关键词: 无线协能通信网络, 智能反射面, 资源分配, 时分多址技术, 能量效率, Dinkelbach方法, 半正定规划方法

Abstract: Aiming at the problems of small coverage area and easy to be blocked by obstacles in Wireless Powered Communication Network (WPCN), the resource allocation of Intelligent Reflective Surface (IRS)assisted relaying in WPCN systems under communication blocking conditions was investigated. Specifically, in the downlink, IRS was used to assist users to collect energy from the Hybrid Access Point (HAP); in the uplink, IRS was used to assist users to send information to the HAP. Considering that the system contains both energy transmission and information transmission, the Time Division Multiple Access (TDMA) was used to divide the energy collection, the data communication, and the data relay transmission. Based on the constructed system model and transmission strategy, the energy efficiency optimisation problem was proposed with the constraints of user's quality of service and the energy consumed by the user to send information.The total energy efficiency of the system was maximised by jointly optimising the sending power, IRS phase shift matrix and time scheduling.

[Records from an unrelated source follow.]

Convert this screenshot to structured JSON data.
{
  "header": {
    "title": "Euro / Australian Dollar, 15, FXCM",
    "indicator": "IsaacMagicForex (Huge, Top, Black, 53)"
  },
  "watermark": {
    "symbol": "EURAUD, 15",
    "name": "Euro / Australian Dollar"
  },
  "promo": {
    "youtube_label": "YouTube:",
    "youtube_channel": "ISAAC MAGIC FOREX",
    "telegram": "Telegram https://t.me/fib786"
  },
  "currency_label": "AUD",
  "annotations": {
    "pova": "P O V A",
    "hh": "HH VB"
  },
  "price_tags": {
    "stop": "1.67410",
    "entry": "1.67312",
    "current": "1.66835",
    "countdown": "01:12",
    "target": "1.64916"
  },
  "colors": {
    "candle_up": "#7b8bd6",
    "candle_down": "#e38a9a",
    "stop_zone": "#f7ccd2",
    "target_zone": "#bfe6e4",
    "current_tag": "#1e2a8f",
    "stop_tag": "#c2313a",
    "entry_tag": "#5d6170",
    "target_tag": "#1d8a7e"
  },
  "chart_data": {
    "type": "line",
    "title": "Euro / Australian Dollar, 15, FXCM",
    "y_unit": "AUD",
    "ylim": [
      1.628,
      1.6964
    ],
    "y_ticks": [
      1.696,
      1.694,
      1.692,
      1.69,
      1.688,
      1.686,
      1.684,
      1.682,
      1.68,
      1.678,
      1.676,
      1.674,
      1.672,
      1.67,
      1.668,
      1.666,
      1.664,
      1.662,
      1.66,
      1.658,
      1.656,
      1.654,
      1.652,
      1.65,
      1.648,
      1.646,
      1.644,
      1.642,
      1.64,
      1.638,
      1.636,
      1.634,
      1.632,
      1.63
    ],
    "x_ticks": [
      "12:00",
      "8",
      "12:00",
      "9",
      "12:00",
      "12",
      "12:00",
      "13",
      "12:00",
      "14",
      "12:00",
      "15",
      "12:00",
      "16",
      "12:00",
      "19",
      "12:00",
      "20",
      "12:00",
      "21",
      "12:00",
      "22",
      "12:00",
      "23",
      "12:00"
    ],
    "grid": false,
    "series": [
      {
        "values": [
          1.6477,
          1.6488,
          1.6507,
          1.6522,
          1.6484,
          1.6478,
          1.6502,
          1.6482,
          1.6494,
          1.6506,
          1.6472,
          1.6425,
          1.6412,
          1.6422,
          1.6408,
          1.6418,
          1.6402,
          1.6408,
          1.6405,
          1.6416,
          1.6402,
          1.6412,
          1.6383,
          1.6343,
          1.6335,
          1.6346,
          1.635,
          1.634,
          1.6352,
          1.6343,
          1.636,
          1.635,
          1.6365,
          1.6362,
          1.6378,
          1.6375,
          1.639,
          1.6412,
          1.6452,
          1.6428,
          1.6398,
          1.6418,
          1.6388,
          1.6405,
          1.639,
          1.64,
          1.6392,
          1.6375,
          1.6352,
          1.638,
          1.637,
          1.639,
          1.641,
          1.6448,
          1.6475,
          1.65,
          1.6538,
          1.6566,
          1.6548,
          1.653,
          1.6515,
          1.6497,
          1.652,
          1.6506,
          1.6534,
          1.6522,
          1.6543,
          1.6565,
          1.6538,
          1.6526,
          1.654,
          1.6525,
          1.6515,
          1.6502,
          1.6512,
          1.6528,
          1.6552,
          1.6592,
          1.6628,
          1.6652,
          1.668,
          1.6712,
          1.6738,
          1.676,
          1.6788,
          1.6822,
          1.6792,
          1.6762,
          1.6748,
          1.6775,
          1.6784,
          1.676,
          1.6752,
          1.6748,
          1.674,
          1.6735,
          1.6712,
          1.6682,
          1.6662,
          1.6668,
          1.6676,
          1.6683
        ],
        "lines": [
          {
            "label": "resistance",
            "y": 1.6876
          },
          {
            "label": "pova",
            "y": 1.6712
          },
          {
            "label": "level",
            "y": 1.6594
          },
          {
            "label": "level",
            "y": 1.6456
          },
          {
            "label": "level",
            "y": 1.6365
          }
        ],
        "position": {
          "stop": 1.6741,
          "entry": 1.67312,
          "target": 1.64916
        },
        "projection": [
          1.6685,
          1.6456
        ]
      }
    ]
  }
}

Due to the non-convex nature of the proposed problem, the fractional form of the objective function was first converted to a non-fractional form using Dinkelbach's method, then the non-convex problem was converted to a convex problem using variable substitution and Semi-Definite Programming (SDP), and finally the suboptimal solution of the optimisation problem was obtained using CVX. Simulation results show that the proposed scheme not only extends the coverage of this system, but also effectively improves the energy efficiency of the system. Compared with the average allocation time scheme and the use of hybrid relay nodes, the proposed scheme improves the system energy efficiency by 12.43% and 30.46% on average.

Key words: Wireless Powered Communication Network(WPCN), Intelligent Reflecting Surface(IRS), resource allocation, Time Division Multiple Access(TDMA), energy efficiency, Dinkelbach method, Semi-Definite Programming(SDP)